E’ noto, infatti, che Pio XII, contrariato perché non aveva consentito la formazione di una lista di destra per il comune di Roma (operazione Sturzo), gli rifiutò l’udienza chiestagli in occasione del suo anniversario di matrimonio e della professione religiosa della figlia Lucia. La risposta negativa gli fu fatta pervenire per le vie diplomatiche e lui replicò per le stesse vie che accettava “l’umiliazione come cristiano”, ma non come presidente del consiglio e ministro degli esteri, riservandosi di “provocare dalla Segreteria di Stato un chiarimento”.
In precedenza, dal Vaticano nessuno si era fatto sentire per gli auguri quando, al compimento dei settanta anni, perfino Stalin si congratulò con lui.
Ci si mise, poi, il cardinale di Milano, Idelfonso Schuster, quello che aveva tentato la nota mediazione tra CLN e Mussolini. Da lui venne, infatti, un duro attacco al governo De Gasperi, addirittura a mezzo lettera pastorale. Il Vaticano (sostituto della Segreteria di Stato era mons. Montini) stavolta cercò di buttare acqua sul fuoco prendendosela col carattere del prelato (divenuto anni fa Beato anche lui) che “lo porta spesso a dire quanto sarebbe meglio tacere”.

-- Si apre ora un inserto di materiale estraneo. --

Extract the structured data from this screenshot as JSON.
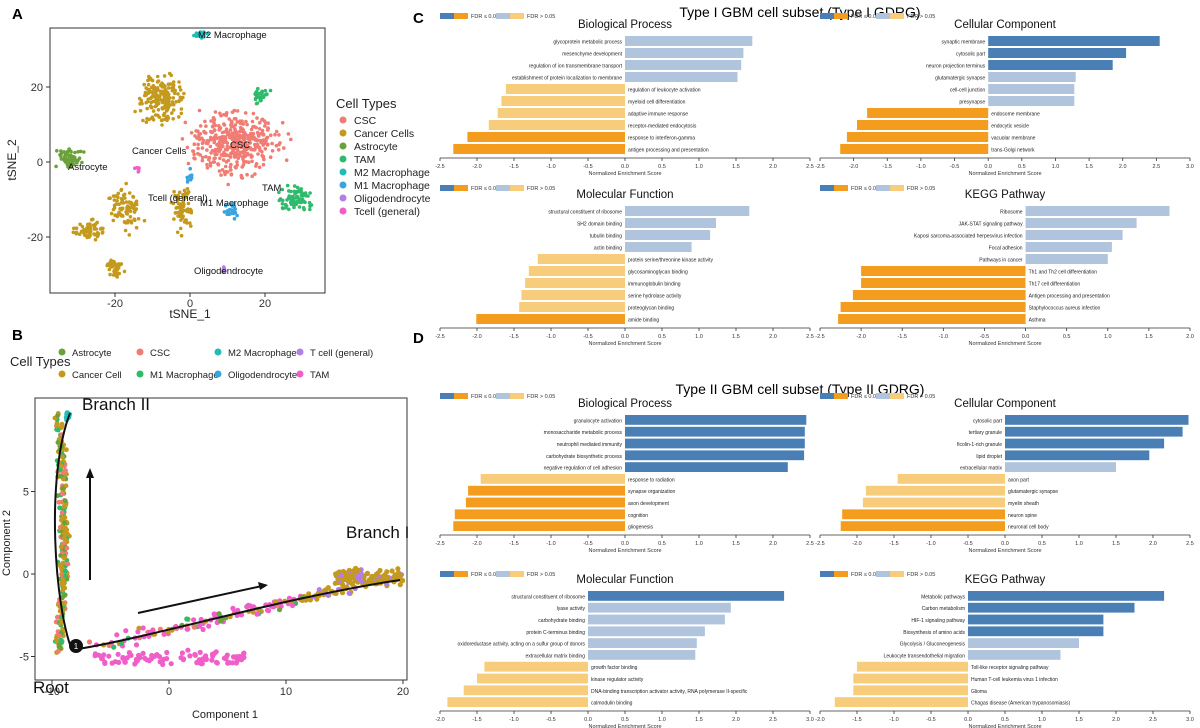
{
  "panel_labels": {
    "A": "A",
    "B": "B",
    "C": "C",
    "D": "D"
  },
  "colors": {
    "CSC": "#f07c74",
    "Cancer Cells": "#c49a1e",
    "Astrocyte": "#6aa13a",
    "TAM": "#2fba6c",
    "M2 Macrophage": "#22bcb8",
    "M1 Macrophage": "#3aa4e0",
    "Oligodendrocyte": "#b37ee8",
    "Tcell (general)": "#f05fc9",
    "fdr_sig": "#f39c1e",
    "fdr_sig_light": "#f7cd7b",
    "fdr_sig_blue": "#4a7fb5",
    "fdr_ns_blue": "#b0c4de"
  },
  "tsne": {
    "legend_title": "Cell Types",
    "legend": [
      "CSC",
      "Cancer Cells",
      "Astrocyte",
      "TAM",
      "M2 Macrophage",
      "M1 Macrophage",
      "Oligodendrocyte",
      "Tcell (general)"
    ],
    "cluster_labels": [
      "M2 Macrophage",
      "Cancer Cells",
      "CSC",
      "Astrocyte",
      "TAM",
      "Tcell (general)",
      "M1 Macrophage",
      "Oligodendrocyte"
    ],
    "xlabel": "tSNE_1",
    "ylabel": "tSNE_2",
    "xticks": [
      "-20",
      "0",
      "20"
    ],
    "yticks": [
      "20",
      "0",
      "-20"
    ]
  },
  "trajectory": {
    "legend_title": "Cell Types",
    "legend": [
      "Astrocyte",
      "CSC",
      "M2 Macrophage",
      "T cell (general)",
      "Cancer Cell",
      "M1 Macrophage",
      "Oligodendrocyte",
      "TAM"
    ],
    "branch1": "Branch I",
    "branch2": "Branch II",
    "root": "Root",
    "node": "1",
    "xlabel": "Component 1",
    "ylabel": "Component 2",
    "xticks": [
      "-10",
      "0",
      "10",
      "20"
    ],
    "yticks": [
      "5",
      "0",
      "-5"
    ]
  },
  "section_titles": {
    "type1": "Type I GBM cell subset (Type I GDRG)",
    "type2": "Type II GBM cell subset (Type II GDRG)"
  },
  "fdr_legend": {
    "sig": "FDR ≤ 0.05",
    "ns": "FDR > 0.05"
  },
  "nes_xlabel": "Normalized Enrichment Score",
  "chart_data": [
    {
      "type": "bar",
      "panel": "C",
      "title": "Biological Process",
      "xlabel": "Normalized Enrichment Score",
      "xlim": [
        -2.5,
        2.5
      ],
      "categories": [
        "glycoprotein metabolic process",
        "mesenchyme development",
        "regulation of ion transmembrane transport",
        "establishment of protein localization to membrane",
        "regulation of leukocyte activation",
        "myeloid cell differentiation",
        "adaptive immune response",
        "receptor-mediated endocytosis",
        "response to interferon-gamma",
        "antigen processing and presentation"
      ],
      "values": [
        1.72,
        1.6,
        1.57,
        1.52,
        -1.61,
        -1.67,
        -1.72,
        -1.84,
        -2.13,
        -2.32
      ],
      "significant": [
        false,
        false,
        false,
        false,
        false,
        false,
        false,
        false,
        true,
        true
      ]
    },
    {
      "type": "bar",
      "panel": "C",
      "title": "Cellular Component",
      "xlabel": "Normalized Enrichment Score",
      "xlim": [
        -2.5,
        3.0
      ],
      "categories": [
        "synaptic membrane",
        "cytosolic part",
        "neuron projection terminus",
        "glutamatergic synapse",
        "cell-cell junction",
        "presynapse",
        "endosome membrane",
        "endocytic vesicle",
        "vacuolar membrane",
        "trans-Golgi network"
      ],
      "values": [
        2.55,
        2.05,
        1.85,
        1.3,
        1.28,
        1.28,
        -1.8,
        -1.95,
        -2.1,
        -2.2
      ],
      "significant": [
        true,
        true,
        true,
        false,
        false,
        false,
        true,
        true,
        true,
        true
      ]
    },
    {
      "type": "bar",
      "panel": "C",
      "title": "Molecular Function",
      "xlabel": "Normalized Enrichment Score",
      "xlim": [
        -2.5,
        2.5
      ],
      "categories": [
        "structural constituent of ribosome",
        "SH2 domain binding",
        "tubulin binding",
        "actin binding",
        "protein serine/threonine kinase activity",
        "glycosaminoglycan binding",
        "immunoglobulin binding",
        "serine hydrolase activity",
        "proteoglycan binding",
        "amide binding"
      ],
      "values": [
        1.68,
        1.23,
        1.15,
        0.9,
        -1.18,
        -1.3,
        -1.35,
        -1.4,
        -1.43,
        -2.01
      ],
      "significant": [
        false,
        false,
        false,
        false,
        false,
        false,
        false,
        false,
        false,
        true
      ]
    },
    {
      "type": "bar",
      "panel": "C",
      "title": "KEGG Pathway",
      "xlabel": "Normalized Enrichment Score",
      "xlim": [
        -2.5,
        2.0
      ],
      "categories": [
        "Ribosome",
        "JAK-STAT signaling pathway",
        "Kaposi sarcoma-associated herpesvirus infection",
        "Focal adhesion",
        "Pathways in cancer",
        "Th1 and Th2 cell differentiation",
        "Th17 cell differentiation",
        "Antigen processing and presentation",
        "Staphylococcus aureus infection",
        "Asthma"
      ],
      "values": [
        1.75,
        1.35,
        1.18,
        1.05,
        1.0,
        -2.0,
        -2.0,
        -2.1,
        -2.25,
        -2.28
      ],
      "significant": [
        false,
        false,
        false,
        false,
        false,
        true,
        true,
        true,
        true,
        true
      ]
    },
    {
      "type": "bar",
      "panel": "D",
      "title": "Biological Process",
      "xlabel": "Normalized Enrichment Score",
      "xlim": [
        -2.5,
        2.5
      ],
      "categories": [
        "granulocyte activation",
        "monosaccharide metabolic process",
        "neutrophil mediated immunity",
        "carbohydrate biosynthetic process",
        "negative regulation of cell adhesion",
        "response to radiation",
        "synapse organization",
        "axon development",
        "cognition",
        "gliogenesis"
      ],
      "values": [
        2.45,
        2.43,
        2.43,
        2.42,
        2.2,
        -1.95,
        -2.12,
        -2.15,
        -2.3,
        -2.32
      ],
      "significant": [
        true,
        true,
        true,
        true,
        true,
        false,
        true,
        true,
        true,
        true
      ]
    },
    {
      "type": "bar",
      "panel": "D",
      "title": "Cellular Component",
      "xlabel": "Normalized Enrichment Score",
      "xlim": [
        -2.5,
        2.5
      ],
      "categories": [
        "cytosolic part",
        "tertiary granule",
        "ficolin-1-rich granule",
        "lipid droplet",
        "extracellular matrix",
        "axon part",
        "glutamatergic synapse",
        "myelin sheath",
        "neuron spine",
        "neuronal cell body"
      ],
      "values": [
        2.48,
        2.4,
        2.15,
        1.95,
        1.5,
        -1.45,
        -1.88,
        -1.92,
        -2.2,
        -2.22
      ],
      "significant": [
        true,
        true,
        true,
        true,
        false,
        false,
        false,
        false,
        true,
        true
      ]
    },
    {
      "type": "bar",
      "panel": "D",
      "title": "Molecular Function",
      "xlabel": "Normalized Enrichment Score",
      "xlim": [
        -2.0,
        3.0
      ],
      "categories": [
        "structural constituent of ribosome",
        "lyase activity",
        "carbohydrate binding",
        "protein C-terminus binding",
        "oxidoreductase activity, acting on a sulfur group of donors",
        "extracellular matrix binding",
        "growth factor binding",
        "kinase regulator activity",
        "DNA-binding transcription activator activity, RNA polymerase II-specific",
        "calmodulin binding"
      ],
      "values": [
        2.65,
        1.93,
        1.85,
        1.58,
        1.47,
        1.45,
        -1.4,
        -1.5,
        -1.68,
        -1.9
      ],
      "significant": [
        true,
        false,
        false,
        false,
        false,
        false,
        false,
        false,
        false,
        false
      ]
    },
    {
      "type": "bar",
      "panel": "D",
      "title": "KEGG Pathway",
      "xlabel": "Normalized Enrichment Score",
      "xlim": [
        -2.0,
        3.0
      ],
      "categories": [
        "Metabolic pathways",
        "Carbon metabolism",
        "HIF-1 signaling pathway",
        "Biosynthesis of amino acids",
        "Glycolysis / Gluconeogenesis",
        "Leukocyte transendothelial migration",
        "Toll-like receptor signaling pathway",
        "Human T-cell leukemia virus 1 infection",
        "Glioma",
        "Chagas disease (American trypanosomiasis)"
      ],
      "values": [
        2.65,
        2.25,
        1.83,
        1.83,
        1.5,
        1.25,
        -1.5,
        -1.55,
        -1.55,
        -1.8
      ],
      "significant": [
        true,
        true,
        true,
        true,
        false,
        false,
        false,
        false,
        false,
        false
      ]
    }
  ]
}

Sempre in quel periodo, ci fu un intervento a gamba tesa de La Civiltà Cattolica che, con un articolo di padre Messineo, si prestò a far spostare l’asse della Dc verso posizioni conservatrici, chiedendo che del ministero dell’Agricoltura fosse incaricato l’onorevole Aldisio, notoriamente di idee diverse da chi aveva voluto la “riforma agraria”. De Gasperi, per evitare il peggio, pensò all’opportunità della rinuncia da parte del democristiano Aldisio, e, “attraverso il ponte radio” da Castelgandolfo dove si trovava, incaricò di parlargliene l’onorevole Giulio Andreotti.
Il quale, in proposito, racconta come quella “telefonata, dai toni un pò pepati, finì misteriosamente nel circuito della televisione e fu ascoltata da molta gente”.
A riprova dell’eterno nihil sub sole novi. Alla Casa Bianca, come a Roma.